Auf einem dieser Tanzfeste lernte mein Vater eine andere Frau kennen und verließ schließlich meine Mutter und uns vier Kinder. Meine beiden Zwillingsbrüder waren damals ein Jahr alt. Wie er es übers Herz brachte, werde ich nie verstehen. Es gehört eine riesige Menge von Egoismus dazu und davon hatte er weiß Gott genug. Das war das Los von vielen Müttern und Frauen in dieser Zeit, entweder waren die Männer gefallen, verschollen oder wollten einfach nicht in das alte Leben zurück. Ich denke, es gab viele Männer, die gar nicht verschollen waren, aber irgendwo in Frankreich oder Russland ein neues Leben begonnen hatten. In acht Jahren kann Einiges passieren.

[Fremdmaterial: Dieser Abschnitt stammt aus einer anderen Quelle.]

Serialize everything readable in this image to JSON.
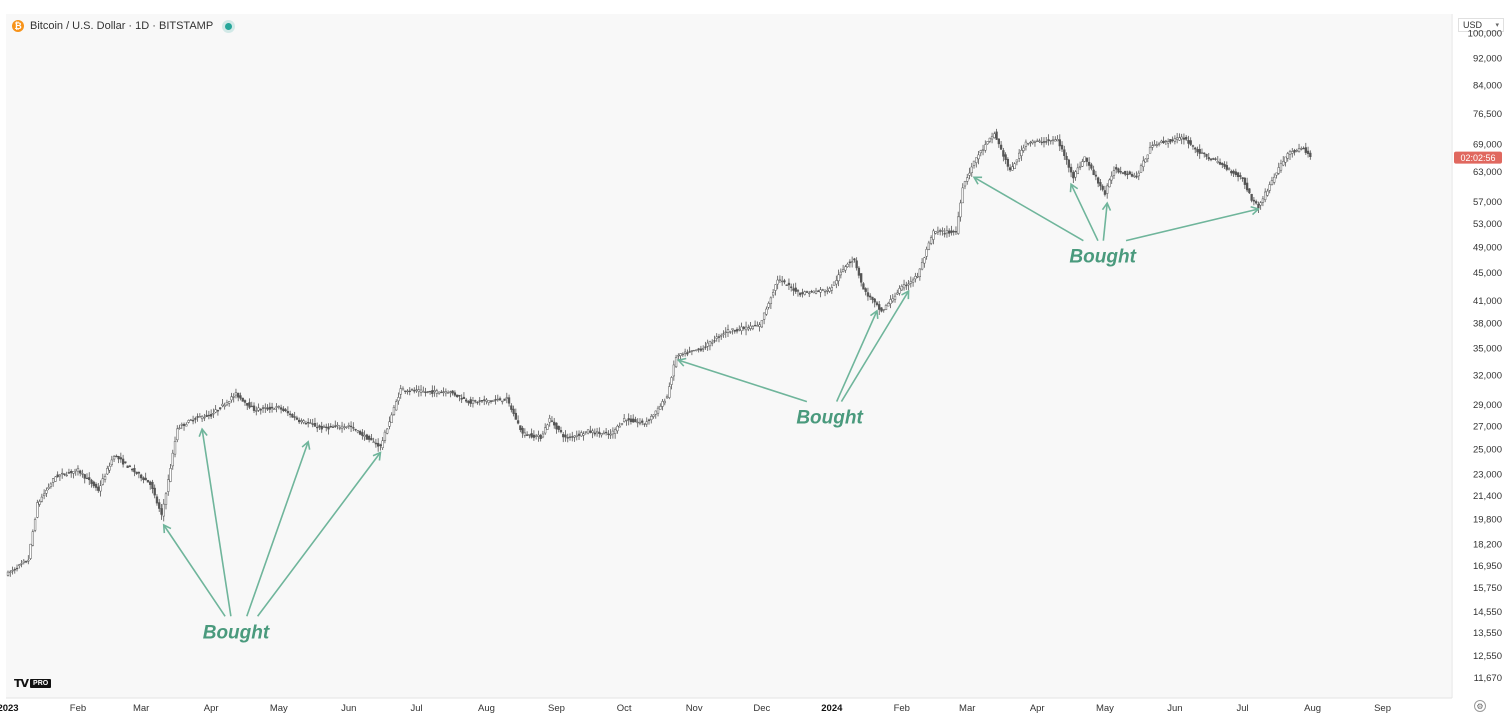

In der kurzen Zeit, in der er mit uns nach 1945 lebte, zeugte er mit meiner Mutter wieder ein Kind, es wäre das fünfte geworden. Meine Mutter aber entschied sich für eine Abtreibung und ich kann mich erinnern, dass es viel Blut rings um ihr Bett herum gab. Ich hatte große Angst um meine Mutter und beobachtete alles genau, aber fühlte mich hilflos. Was damals wirklich passiert war, wurde mir erst später im Leben klar.

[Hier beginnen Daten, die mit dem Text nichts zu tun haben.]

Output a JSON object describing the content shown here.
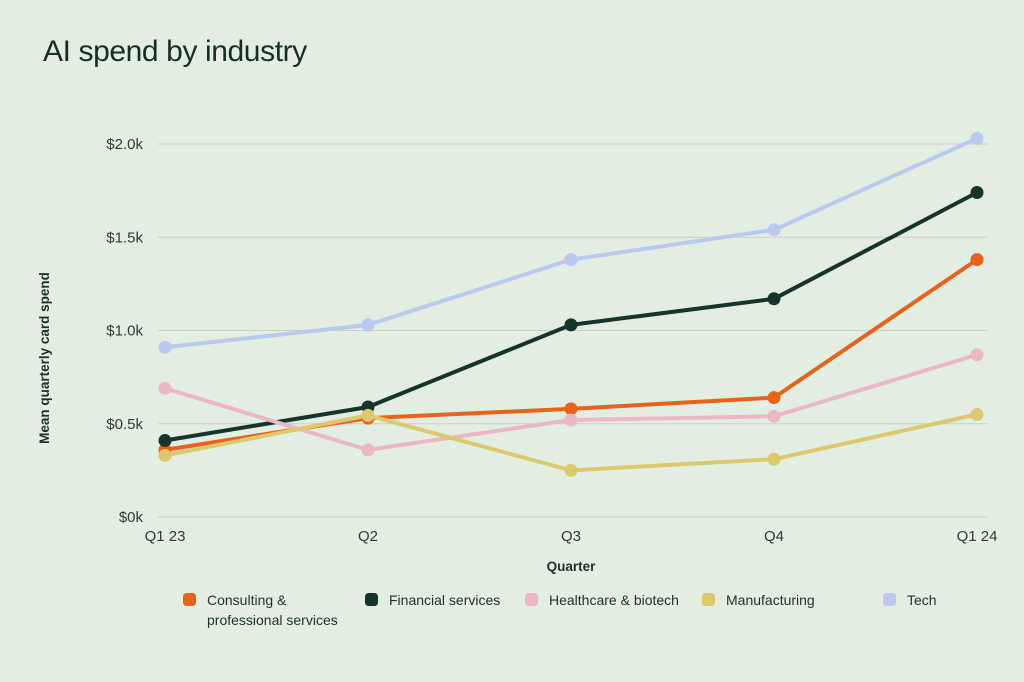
{
  "title": "AI spend by industry",
  "colors": {
    "background": "#e3eee3",
    "gridline": "#c7d0c8",
    "tick_text": "#2e3a33",
    "title_text": "#1b2c24"
  },
  "chart_data": {
    "type": "line",
    "title": "AI spend by industry",
    "x": [
      "Q1 23",
      "Q2",
      "Q3",
      "Q4",
      "Q1 24"
    ],
    "xlabel": "Quarter",
    "ylabel": "Mean quarterly card spend",
    "yticks": [
      {
        "label": "$0k",
        "value": 0
      },
      {
        "label": "$0.5k",
        "value": 0.5
      },
      {
        "label": "$1.0k",
        "value": 1.0
      },
      {
        "label": "$1.5k",
        "value": 1.5
      },
      {
        "label": "$2.0k",
        "value": 2.0
      }
    ],
    "ylim": [
      0,
      2.1
    ],
    "grid": "horizontal",
    "legend_position": "bottom",
    "series": [
      {
        "name": "Consulting & professional services",
        "color": "#ea6119",
        "values": [
          0.36,
          0.53,
          0.58,
          0.64,
          1.38
        ]
      },
      {
        "name": "Financial services",
        "color": "#17342b",
        "values": [
          0.41,
          0.59,
          1.03,
          1.17,
          1.74
        ]
      },
      {
        "name": "Healthcare & biotech",
        "color": "#ecb7c5",
        "values": [
          0.69,
          0.36,
          0.52,
          0.54,
          0.87
        ]
      },
      {
        "name": "Manufacturing",
        "color": "#ddc96d",
        "values": [
          0.33,
          0.545,
          0.25,
          0.31,
          0.55
        ]
      },
      {
        "name": "Tech",
        "color": "#bbc8f0",
        "values": [
          0.91,
          1.03,
          1.38,
          1.54,
          2.03
        ]
      }
    ]
  }
}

Nachdem mein Vater uns dann verließ, lebten wir vier Kinder mit unserer Mutter in großer Armut weiter, da mein Vater nur den Mindestsatz, der vom Staat angesetzt war, für uns zahlte. Es waren damals 40 DM pro Monat oder 10 DM pro Kind, was nicht einmal für die Miete reichte. Der Betrag entspricht etwa 10 Euro heute. Meine arme, noch so junge Mutter war gebrochen und musste außer für sich selbst auch für uns vier Kinder sorgen. Sie begann mit Näh- und Heimarbeit etwas zu verdienen. Ich sehe sie heute noch, wie sie Stunde über Stunde tief gebeugt über ihrer Nähmaschine sitzt. Wir waren ein, vier und sieben Jahre alt, unfähig zu helfen. Meine Mutter war 1913 geboren und bei Kriegsschluss gerade 32 Jahre alt. Sie hatte wenig Aussicht, wieder einen Mann zu finden. Die meisten jungen deutschen Männer waren an der Front gefallen oder Invaliden geworden. Welcher gesunde, junge Mann würde eine Frau mit vier kleinen Kindern in diesen schweren Zeiten heiraten?

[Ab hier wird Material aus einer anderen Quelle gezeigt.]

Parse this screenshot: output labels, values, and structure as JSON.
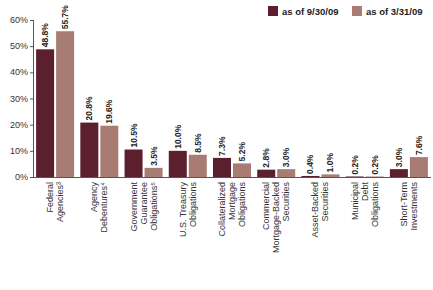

Mein katholischer Vater hatte in den Augen der Kirche eine schwere Sünde begangen. Er hatte seine Familie verlassen, so wie es sein Vater vor ihm nach dem Ersten Weltkrieg getan hatte. Ich habe diesen guten Großvater nie kennengelernt, sein Ingenieursunternehmen wurde ausgebombt, nachdem er seine Sekretärin geheiratet und meine Großmutter mit neun Kindern verlassen hatte. Vielleicht war es die Strafe Gottes, denn er verlor sein ganzes Vermögen und die Villa in Berlin-Hermsdorf. Mit Chauffeuren und Dienstmädchen war es nun vorbei. Mein Vater war das jüngste der neun überlebenden Kinder (meine Großmutter hatte elf Kinder geboren), ein kleiner, weißblonder Junge, der nie sehr stark oder groß wurde.

Seine Mutter, meine Großmutter Anna, geborene Schröder, die überaus religiös war, ging in ein Kloster und verbrachte den Rest ihres Lebens mit Beten. Als Teenager besuchte ich sie einmal dort. Sie war sehr klein und ganz in Schwarz gekleidet, aber äußerst ruhig und friedvoll. Man konnte es ihr nicht verübeln, ein Kloster dem entsetzlichen Leben, das sie kannte, vorzuziehen. Manchmal, wenn ich allen Mut verloren hatte, dachte ich an sie und dass diese Möglichkeit mir auch immer bleiben würde: Das Leben in einem Kloster mit einem ruhigen Leben ohne Stress und mit sehr viel Beten – hoffentlich im schönen Rom oder in Südfrankreich in einem idyllischen Städtchen gelegen. Ein Rosenkranz hängt immer über meiner Nachtischlampe und oft haben Beten oder Meditation mich vor einem Zusammenbruch gerettet. Ich hüte die kleinen, über hundert Jahre alten Heiligenbilder von der Erstkommunion meiner Großmutter Anna in Berlin, die mit altdeutschen Aufzeichnungen versehen sind, als einen meiner größten Schätze. Außer seiner Armbanduhr habe ich nur diese Bildchen von meinem Vater geerbt.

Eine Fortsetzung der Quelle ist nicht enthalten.